Christian Fernsby ▼ | July 21, 2020
Pork is the most consumed meat in the world, representing 35.6 percent of global meat consumption.
African swine fever
FAO   African swine fever
In recent years, African swine fever (ASF) which may cause up to 100 percent mortality in pigs has become a major crisis for the pork industry, causing massive losses in pig populations and generating drastic economic consequences.

Topics: FAO African swine fever

Currently affecting several countries of Africa, Asia and the Pacific, and Europe, and with no effective vaccine, the disease is not only impeding animal health and welfare but has detrimental impacts on the livelihoods of farmers.

"Today, 51 countries are affected by African swine fever. Amid the difficult situation posed by COVID-19, ASF continues to spread, intensifying the current health and socioeconomic crises," said Dr Matthew Stone, OIE Deputy Director General for International Standards and Science.

Many countries that are affected by ASF lack sufficient human, financial or technical resources to rapidly detect, respond and contain animal diseases.

The OIE and FAO call on countries and partners to join forces against this deadly pig disease by adoptingthe new Initiative for the Global Control of ASF.

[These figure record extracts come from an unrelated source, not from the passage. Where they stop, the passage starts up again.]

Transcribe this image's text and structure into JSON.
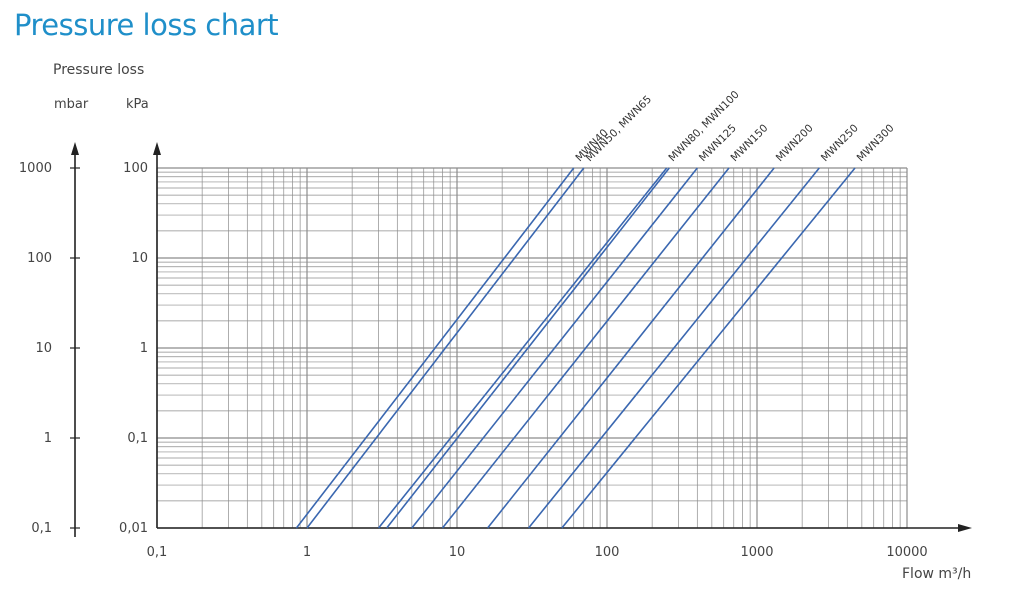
{
  "title": "Pressure loss chart",
  "colors": {
    "title": "#1f8fc9",
    "series": "#3a67b0",
    "grid": "#8c8c8c",
    "axis": "#222222"
  },
  "y_axis": {
    "label": "Pressure loss",
    "unit_mbar": "mbar",
    "unit_kpa": "kPa"
  },
  "x_axis": {
    "label": "Flow",
    "unit": "m³/h"
  },
  "chart_data": {
    "type": "line",
    "title": "Pressure loss chart",
    "xlabel": "Flow m³/h",
    "ylabel": "Pressure loss",
    "x_scale": "log",
    "y_scale": "log",
    "xlim": [
      0.1,
      10000
    ],
    "ylim_kpa": [
      0.01,
      100
    ],
    "ylim_mbar": [
      0.1,
      1000
    ],
    "grid": true,
    "x_ticks": [
      0.1,
      1,
      10,
      100,
      1000,
      10000
    ],
    "x_tick_labels": [
      "0,1",
      "1",
      "10",
      "100",
      "1000",
      "10000"
    ],
    "y_ticks_kpa": [
      0.01,
      0.1,
      1,
      10,
      100
    ],
    "y_tick_labels_kpa": [
      "0,01",
      "0,1",
      "1",
      "10",
      "100"
    ],
    "y_ticks_mbar": [
      0.1,
      1,
      10,
      100,
      1000
    ],
    "y_tick_labels_mbar": [
      "0,1",
      "1",
      "10",
      "100",
      "1000"
    ],
    "series": [
      {
        "name": "MWN40",
        "x": [
          0.85,
          60
        ],
        "y_kpa": [
          0.01,
          100
        ]
      },
      {
        "name": "MWN50, MWN65",
        "x": [
          1.0,
          70
        ],
        "y_kpa": [
          0.01,
          100
        ]
      },
      {
        "name": "MWN80, MWN100",
        "x": [
          3.0,
          250
        ],
        "y_kpa": [
          0.01,
          100
        ]
      },
      {
        "name": "MWN80, MWN100",
        "x": [
          3.4,
          260
        ],
        "y_kpa": [
          0.01,
          100
        ]
      },
      {
        "name": "MWN125",
        "x": [
          5.0,
          400
        ],
        "y_kpa": [
          0.01,
          100
        ]
      },
      {
        "name": "MWN150",
        "x": [
          8.0,
          650
        ],
        "y_kpa": [
          0.01,
          100
        ]
      },
      {
        "name": "MWN200",
        "x": [
          16,
          1300
        ],
        "y_kpa": [
          0.01,
          100
        ]
      },
      {
        "name": "MWN250",
        "x": [
          30,
          2600
        ],
        "y_kpa": [
          0.01,
          100
        ]
      },
      {
        "name": "MWN300",
        "x": [
          50,
          4500
        ],
        "y_kpa": [
          0.01,
          100
        ]
      }
    ]
  }
}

The Initiative for the Global Control of ASF aims to:

1. Improve the capability of countries to control (prevent, respond, eradicate) ASF using OIE International Standards and best practices that are based on the latest science.

2. Establish an effective coordination and cooperation framework for the global control of ASF.

3. Facilitate business continuity ensuring safe production and trade to protect food systems.

The sustained spread of ASF poses a threat to food security, economic and rural development.

The disease represents a barrier to the agricultural sector to reach its full potential, generate employment and alleviate poverty, and acts as a disincentive to investment in the pig sector. Global control of ASF will thus contribute to achieving the United Nations Sustainable Development Goals, notably Goals 1 (No Poverty) and 2 (Zero Hunger).